New designs from Northline Village offer glimpse at future ‘urban hub’

A new glimpse at Northline Village, Lynnwood’s future urban hub reveals more details of the planned mid-rise office campus and mixed-use neighborhood next to the Lynnwood Link light rail station.

Merlone Geier Partners (MGP) Tuesday released new digital renderings of the future Northline Village development. Plans for the 18-acre site — located near 44th Avenue West, 200th Street Southwest and 196th Street Southwest — include multi-family housing, retail, professional office and entertainment spaces. The site will also include a festival street, green spaces and a dog park.

Last December, the Lynnwood City Council voted 5-1 — with Councilmember George Hurst voting against and former City Councilmember Shirley Sutton absent — to approve the development agreement between the city and MGP. West Coast-based MGP has owned the property since 2014.

“We are excited to share this new look at Northline Village in a way that captures the energy and opportunity envisioned by our team and the city of Lynnwood,” said Jamas Gwilliam, MGP’s Vice President for Development.

In the statement released Tuesday, MGP announced it is now ready to begin the phased delivery and leasing of more than 500,000 square feet of available office space, with retail and housing to follow.

“The first phase of Northline Village will likely open around the same time as the North Link light rail line, offering a 28-minute stress-free commute to and from downtown Seattle,” Gwilliam said.  

MGP hired architects CallisonRTKL and landscape architects HEWITT to design the project. CBRE is leading the office leasing, and MGP the retail leasing. Find more information visit northlinevillage.com.
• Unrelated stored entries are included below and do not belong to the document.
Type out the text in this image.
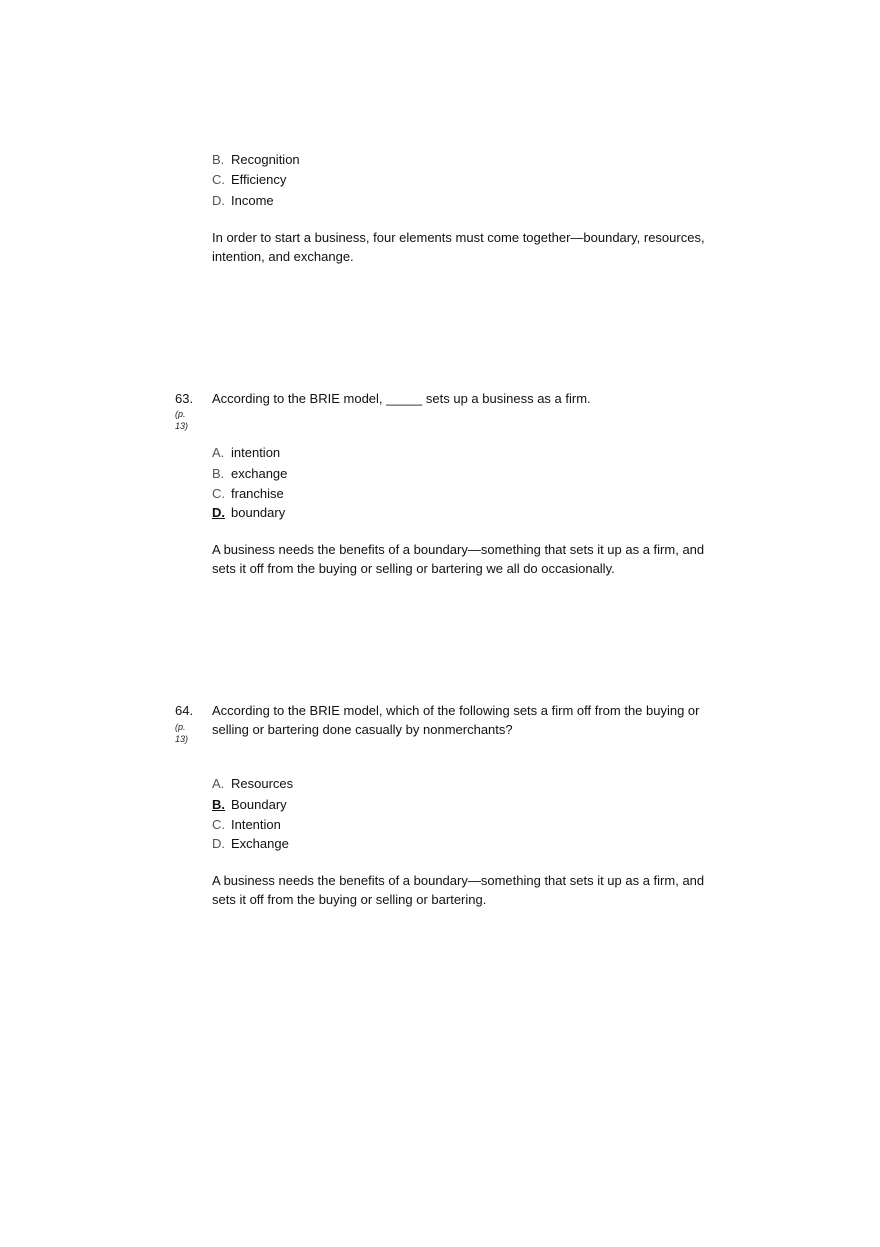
B. Recognition
C. Efficiency
D. Income
In order to start a business, four elements must come together—boundary, resources, intention, and exchange.
63.
(p. 13)
According to the BRIE model, _____ sets up a business as a firm.
A. intention
B. exchange
C. franchise
D. boundary
A business needs the benefits of a boundary—something that sets it up as a firm, and sets it off from the buying or selling or bartering we all do occasionally.
64.
(p. 13)
According to the BRIE model, which of the following sets a firm off from the buying or selling or bartering done casually by nonmerchants?
A. Resources
B. Boundary
C. Intention
D. Exchange
A business needs the benefits of a boundary—something that sets it up as a firm, and sets it off from the buying or selling or bartering.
To view a video digital rendering, click here.

 

  1. Good job destroying Lynnwood! You destroyed it’s history and it’s simple home based virtue. It was once a great city to grow up in and be from, it is now an embarrassment

  2. Glad that something positive will be replacing the eyesores that were abandoned businesses and empty parking lots. For those who are complaining about this affecting Lynnwood’s “history”, I guess the shuttered Chevy’s WAS a bit of a landmark for the past 12 years, but I think it’s time to let it go.

    Another positive is that since this is mixed Residential, maybe it will give a bit of a break on the skyrocketing apartment costs in the area, which have forced a lot of families to leave this area. This will give the Seattle Commuters a place to hang their hats, leaving the apartments further from the light rail open again for families and older residents.

  3. This is great–actual planned development instead of chaotic sprawl. These blocks have been full of empty buildings for a long time. There’s already a lot of traffic through here, and more will be a pain at peak hours, but we really need some coherent spaces in that area and this certainly qualifies.

    1. The City of Lynnwood needs to vastly improve the red lights all over. Very few have flashing yellow. The lights at crossroads (in Lynnwood) at Hwy 99 are way too long. No wonder so many semis and other very large business trucks are now using OVD from 168th to 76th. Get some much needed competence for that very important task Lynnwood!

      1. Feb 28, 2020

        We’re Talking Northline Village not Traffic on this site. I agree Lynnwood can improve Traffic Lights. However the Primary Reason Trucks and Semi’s are using HWY 99 is the “Navigation Apps” {WAZE & Google} sense Heavy Traffic on I-5 and Direct Traffic to 99, 76th, 196th, 200th and Scribner Road! The Light Rail & adjacent Apartment Buildings will Increase “Walkability” and may have a Positive Effect Reducing Vehicle Traffic. I Walk Most of the Time thus I’m looking forward to Northline & The Light Rail.

  4. Feb 28 2020

    I LIKE This Development!! Northline Village Along with the Light Rail goes along way to bringing Lynnwood in to the 21st Century. The Village will attract Solid Middle Class folks to Lynnwood . Increasing the # of New Apartments will Help Control Rents. “Supply & Demand” will work in the Renter’s Favor. I have seen similar Developments Have a Positive Effect on Both US Cities and European Cities. I Live a 20 Minute Walk from Northline. I’m Looking Forward to Using the Benefits it will have to Offer.